Running Type 2 SIMPROF

A Type 2 SIMPROF test is not part of a Wizards>Coherent plots run, and there is a good case for carrying out a test of its null hypothesis (H$_0$: there are no species associations at all) prior to trying to break down those associations into coherent groups, i.e. within each group the null hypothesis (H$_0$: all species similarities within a group are the same) cannot be rejected. Inclusion of species with so little information that species similarities (index of association, IA) are totally unreliable is again unhelpful, so we start from the matrix reduced to the 50 ‘most important’ species. For this test (Type 2), it does not make any difference whether we use the selection in Data1 or its species-standardised form Data2, because the permutations will be across samples within each species and IA includes a standardisation step in its formula. (It does, however, matter a great deal to use the standardised form Data2 when carrying out Type 3 SIMPROF tests – either as part of clustering or with Analyse>SIMPROF – because permutations are across species within samples, and this will make no sense if species are not first ‘relativised’ in this way, to total 100% over samples).

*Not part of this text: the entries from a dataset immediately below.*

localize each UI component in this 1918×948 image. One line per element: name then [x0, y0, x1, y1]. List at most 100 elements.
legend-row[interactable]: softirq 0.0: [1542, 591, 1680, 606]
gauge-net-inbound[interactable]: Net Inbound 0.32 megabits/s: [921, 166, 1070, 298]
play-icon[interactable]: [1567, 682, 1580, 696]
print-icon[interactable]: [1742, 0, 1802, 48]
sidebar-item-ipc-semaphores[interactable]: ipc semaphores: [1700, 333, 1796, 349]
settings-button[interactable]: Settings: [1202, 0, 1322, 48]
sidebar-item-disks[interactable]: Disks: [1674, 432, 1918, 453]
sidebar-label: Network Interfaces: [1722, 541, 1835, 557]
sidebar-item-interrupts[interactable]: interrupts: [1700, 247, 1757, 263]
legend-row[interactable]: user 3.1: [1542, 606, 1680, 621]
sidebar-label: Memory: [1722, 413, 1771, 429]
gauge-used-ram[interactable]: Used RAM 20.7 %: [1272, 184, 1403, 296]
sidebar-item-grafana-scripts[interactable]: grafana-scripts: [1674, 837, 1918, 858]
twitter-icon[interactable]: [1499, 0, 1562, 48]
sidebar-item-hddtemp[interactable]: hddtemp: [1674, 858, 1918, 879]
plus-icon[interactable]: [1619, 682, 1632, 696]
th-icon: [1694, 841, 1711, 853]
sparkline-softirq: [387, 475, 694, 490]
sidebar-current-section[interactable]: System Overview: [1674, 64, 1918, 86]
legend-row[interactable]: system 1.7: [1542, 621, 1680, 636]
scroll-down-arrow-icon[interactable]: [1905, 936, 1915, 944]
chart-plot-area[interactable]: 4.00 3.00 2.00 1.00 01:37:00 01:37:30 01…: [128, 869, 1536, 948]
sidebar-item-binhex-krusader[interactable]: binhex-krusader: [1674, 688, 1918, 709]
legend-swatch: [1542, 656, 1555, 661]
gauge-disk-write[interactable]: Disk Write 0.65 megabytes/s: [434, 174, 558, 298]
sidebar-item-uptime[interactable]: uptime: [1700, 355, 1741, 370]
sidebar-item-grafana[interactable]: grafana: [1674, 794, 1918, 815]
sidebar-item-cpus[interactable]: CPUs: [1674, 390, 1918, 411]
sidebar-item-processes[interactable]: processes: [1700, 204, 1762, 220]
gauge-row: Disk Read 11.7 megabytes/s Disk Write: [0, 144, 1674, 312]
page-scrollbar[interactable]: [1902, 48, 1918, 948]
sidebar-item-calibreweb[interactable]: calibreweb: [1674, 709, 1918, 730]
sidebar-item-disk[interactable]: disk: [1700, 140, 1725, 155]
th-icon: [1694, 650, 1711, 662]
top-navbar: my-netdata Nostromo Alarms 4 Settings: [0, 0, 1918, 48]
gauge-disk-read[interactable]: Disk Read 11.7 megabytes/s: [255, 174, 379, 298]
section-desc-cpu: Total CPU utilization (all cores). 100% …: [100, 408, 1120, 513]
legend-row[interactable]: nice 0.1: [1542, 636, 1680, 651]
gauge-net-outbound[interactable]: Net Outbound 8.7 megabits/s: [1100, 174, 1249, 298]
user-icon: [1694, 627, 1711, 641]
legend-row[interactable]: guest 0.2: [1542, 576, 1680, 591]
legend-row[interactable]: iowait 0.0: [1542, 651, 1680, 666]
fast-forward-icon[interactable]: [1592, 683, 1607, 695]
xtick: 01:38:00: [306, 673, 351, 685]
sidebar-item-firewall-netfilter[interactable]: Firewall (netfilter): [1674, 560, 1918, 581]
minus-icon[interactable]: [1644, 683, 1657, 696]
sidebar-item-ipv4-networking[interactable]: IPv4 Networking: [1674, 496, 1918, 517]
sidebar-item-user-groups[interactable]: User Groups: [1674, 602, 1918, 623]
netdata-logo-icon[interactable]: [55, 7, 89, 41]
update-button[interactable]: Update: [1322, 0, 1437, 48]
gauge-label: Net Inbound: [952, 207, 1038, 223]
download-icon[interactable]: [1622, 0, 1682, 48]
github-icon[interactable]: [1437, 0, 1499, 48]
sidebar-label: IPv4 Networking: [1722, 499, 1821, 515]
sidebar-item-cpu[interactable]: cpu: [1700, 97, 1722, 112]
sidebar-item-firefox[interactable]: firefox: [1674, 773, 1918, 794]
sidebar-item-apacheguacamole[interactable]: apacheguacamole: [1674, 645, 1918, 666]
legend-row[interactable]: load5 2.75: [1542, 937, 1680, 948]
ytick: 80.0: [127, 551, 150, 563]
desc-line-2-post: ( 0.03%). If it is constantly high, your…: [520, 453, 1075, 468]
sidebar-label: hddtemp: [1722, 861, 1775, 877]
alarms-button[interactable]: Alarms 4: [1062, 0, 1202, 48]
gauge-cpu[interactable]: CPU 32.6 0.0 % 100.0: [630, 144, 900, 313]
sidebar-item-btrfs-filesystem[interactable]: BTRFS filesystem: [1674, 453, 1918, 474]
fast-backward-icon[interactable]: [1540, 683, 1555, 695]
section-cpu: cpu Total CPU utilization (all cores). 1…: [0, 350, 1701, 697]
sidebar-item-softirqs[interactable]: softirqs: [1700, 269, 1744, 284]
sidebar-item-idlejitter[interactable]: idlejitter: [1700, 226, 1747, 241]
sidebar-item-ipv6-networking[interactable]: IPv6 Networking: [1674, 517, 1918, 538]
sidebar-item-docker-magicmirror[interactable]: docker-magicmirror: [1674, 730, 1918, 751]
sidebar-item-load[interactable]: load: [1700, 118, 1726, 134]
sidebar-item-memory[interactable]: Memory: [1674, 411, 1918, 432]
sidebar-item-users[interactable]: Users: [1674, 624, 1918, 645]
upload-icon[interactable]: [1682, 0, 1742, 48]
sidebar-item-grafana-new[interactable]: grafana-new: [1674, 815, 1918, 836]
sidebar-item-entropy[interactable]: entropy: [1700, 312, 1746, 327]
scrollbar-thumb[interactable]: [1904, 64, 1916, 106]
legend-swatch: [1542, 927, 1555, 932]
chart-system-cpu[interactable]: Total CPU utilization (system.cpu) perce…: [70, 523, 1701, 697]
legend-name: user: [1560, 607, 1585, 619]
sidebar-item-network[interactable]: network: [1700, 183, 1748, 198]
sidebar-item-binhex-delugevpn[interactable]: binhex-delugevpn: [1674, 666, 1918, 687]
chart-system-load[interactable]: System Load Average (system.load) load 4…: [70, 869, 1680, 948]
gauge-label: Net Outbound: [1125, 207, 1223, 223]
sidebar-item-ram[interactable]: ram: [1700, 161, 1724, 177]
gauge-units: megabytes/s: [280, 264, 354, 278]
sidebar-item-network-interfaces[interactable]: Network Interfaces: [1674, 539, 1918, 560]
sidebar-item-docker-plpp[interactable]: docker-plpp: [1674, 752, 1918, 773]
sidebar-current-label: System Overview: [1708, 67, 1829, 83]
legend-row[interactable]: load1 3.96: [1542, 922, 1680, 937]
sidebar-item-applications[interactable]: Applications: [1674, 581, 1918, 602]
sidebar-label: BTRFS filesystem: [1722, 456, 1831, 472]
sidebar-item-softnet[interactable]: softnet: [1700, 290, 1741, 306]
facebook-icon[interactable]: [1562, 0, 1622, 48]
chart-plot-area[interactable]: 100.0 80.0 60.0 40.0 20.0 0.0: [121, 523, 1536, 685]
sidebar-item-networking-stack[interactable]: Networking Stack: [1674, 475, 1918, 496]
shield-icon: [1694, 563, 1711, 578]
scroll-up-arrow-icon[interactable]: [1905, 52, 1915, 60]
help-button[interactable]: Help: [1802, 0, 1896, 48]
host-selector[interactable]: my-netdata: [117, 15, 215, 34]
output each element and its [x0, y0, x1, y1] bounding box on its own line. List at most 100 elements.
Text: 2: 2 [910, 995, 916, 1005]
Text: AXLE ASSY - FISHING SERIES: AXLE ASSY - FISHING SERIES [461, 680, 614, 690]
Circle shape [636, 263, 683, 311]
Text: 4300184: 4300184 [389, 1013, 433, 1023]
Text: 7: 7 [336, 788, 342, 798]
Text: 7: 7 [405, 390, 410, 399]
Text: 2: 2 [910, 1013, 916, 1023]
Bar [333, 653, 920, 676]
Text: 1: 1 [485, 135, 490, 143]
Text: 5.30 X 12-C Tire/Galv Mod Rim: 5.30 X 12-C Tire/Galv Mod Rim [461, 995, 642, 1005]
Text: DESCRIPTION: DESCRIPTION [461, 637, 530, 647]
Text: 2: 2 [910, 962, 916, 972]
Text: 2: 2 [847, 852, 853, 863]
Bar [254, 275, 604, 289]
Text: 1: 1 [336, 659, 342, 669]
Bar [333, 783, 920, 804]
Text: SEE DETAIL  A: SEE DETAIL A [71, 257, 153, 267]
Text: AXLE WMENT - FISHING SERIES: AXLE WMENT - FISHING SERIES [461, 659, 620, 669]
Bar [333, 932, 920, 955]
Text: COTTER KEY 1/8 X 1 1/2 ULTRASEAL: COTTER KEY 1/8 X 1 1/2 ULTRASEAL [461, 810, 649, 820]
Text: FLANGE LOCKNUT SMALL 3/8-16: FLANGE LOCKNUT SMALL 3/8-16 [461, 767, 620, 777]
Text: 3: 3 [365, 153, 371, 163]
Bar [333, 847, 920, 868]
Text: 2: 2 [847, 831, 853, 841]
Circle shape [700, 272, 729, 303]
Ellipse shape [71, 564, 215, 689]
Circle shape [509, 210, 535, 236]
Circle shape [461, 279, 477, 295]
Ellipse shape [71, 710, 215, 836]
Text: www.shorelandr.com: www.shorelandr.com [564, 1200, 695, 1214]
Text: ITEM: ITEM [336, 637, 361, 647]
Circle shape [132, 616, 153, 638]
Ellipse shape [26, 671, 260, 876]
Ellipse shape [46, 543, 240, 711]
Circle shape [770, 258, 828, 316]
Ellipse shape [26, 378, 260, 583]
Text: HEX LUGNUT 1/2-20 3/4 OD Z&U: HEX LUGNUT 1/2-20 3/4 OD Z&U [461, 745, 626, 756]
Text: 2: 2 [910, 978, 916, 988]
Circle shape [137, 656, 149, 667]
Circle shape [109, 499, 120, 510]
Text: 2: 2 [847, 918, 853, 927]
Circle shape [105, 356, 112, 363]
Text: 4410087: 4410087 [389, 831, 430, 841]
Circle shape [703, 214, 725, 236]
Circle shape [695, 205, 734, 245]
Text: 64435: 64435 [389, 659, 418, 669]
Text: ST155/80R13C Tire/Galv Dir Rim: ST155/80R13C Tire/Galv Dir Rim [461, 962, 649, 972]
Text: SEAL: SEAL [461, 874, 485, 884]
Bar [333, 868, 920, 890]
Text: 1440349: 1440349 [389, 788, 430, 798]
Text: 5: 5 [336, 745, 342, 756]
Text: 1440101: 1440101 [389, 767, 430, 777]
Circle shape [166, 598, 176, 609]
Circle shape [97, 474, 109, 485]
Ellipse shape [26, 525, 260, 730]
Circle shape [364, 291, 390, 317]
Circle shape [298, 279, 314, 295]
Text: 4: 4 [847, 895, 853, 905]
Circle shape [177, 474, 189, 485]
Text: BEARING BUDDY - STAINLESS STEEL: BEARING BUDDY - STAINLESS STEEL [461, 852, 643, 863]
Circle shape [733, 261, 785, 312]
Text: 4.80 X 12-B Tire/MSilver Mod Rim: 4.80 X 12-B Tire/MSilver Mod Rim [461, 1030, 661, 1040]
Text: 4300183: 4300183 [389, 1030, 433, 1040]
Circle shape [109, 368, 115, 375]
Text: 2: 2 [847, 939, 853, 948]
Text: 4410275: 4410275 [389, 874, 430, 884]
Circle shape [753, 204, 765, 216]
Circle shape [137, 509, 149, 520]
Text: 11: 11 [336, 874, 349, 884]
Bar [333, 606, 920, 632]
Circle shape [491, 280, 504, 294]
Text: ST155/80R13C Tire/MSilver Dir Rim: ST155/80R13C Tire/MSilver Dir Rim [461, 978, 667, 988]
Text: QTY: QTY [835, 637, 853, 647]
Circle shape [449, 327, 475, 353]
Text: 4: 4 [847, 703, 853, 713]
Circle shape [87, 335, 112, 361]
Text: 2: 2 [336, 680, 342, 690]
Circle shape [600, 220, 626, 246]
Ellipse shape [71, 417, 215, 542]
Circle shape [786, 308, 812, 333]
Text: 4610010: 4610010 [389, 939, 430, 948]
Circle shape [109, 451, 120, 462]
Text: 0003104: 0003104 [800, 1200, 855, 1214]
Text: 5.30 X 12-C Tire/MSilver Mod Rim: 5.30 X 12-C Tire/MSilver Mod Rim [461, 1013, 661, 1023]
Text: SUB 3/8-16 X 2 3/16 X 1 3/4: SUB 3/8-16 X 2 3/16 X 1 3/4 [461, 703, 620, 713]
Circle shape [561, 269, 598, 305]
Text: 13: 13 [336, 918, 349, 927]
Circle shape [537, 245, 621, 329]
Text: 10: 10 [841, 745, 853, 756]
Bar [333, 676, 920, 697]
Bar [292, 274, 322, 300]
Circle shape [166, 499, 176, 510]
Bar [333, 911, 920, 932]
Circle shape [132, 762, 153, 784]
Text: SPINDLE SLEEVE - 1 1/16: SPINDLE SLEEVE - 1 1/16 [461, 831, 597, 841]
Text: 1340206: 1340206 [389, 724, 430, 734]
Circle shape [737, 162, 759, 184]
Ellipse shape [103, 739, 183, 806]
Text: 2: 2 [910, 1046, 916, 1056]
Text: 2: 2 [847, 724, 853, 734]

So, from the selection in Data1 or from Data2, run Analyse>SIMPROF>(Type•Type 2) and take the defaults on the Next screen. The output, MultiPlot2, contains two graphs, of the real similarity profile (red) and the means and 99% probability limits for that profile under the null hypothesis, and the histogram of absolute deviations $\pi$ of 999 (further) permuted profiles from that mean, with the real statistic value $\pi$ indicated by the dotted vertical line. The output is of exactly the same form as previously discussed for single SIMPROF runs (see Section 6), and shows with little doubt that there are real species associations to interpret (p<0.1%). With a large number of similarities making up the profile (50$\times$49/2 = 1225), it is inevitable that the probability limits and the real profile will hug the mean curve fairly closely but it is clear that there is an excess of both higher and lower associations than one would expect by chance under the null hypothesis – some of the species are ‘positively’ associated and some ‘negatively’ (we retain the terminology of correlations being positive or negative though, as explained in Chapter 7 of CiMC, an index of association defined over (0, 100) is a better measure of species inter-relationships than a correlation coefficient). Note that very few of the ‘negative’ associations are at the lower limit of IA = 0, which arises when two species are only ever found in different years – this is the result of removing all the low abundance species. [About half the original 111 species were found in three or fewer years – and if you prefer to carry out a species reduction on this type of criterion, you can do so by Select>Variables>(In at least n samples where n is       ), entering that reduced matrix to Analyse>SIMPROF and Wizards> Coherence plots. Leaving in rare species always results in a tail of fully ‘negative’ associations.]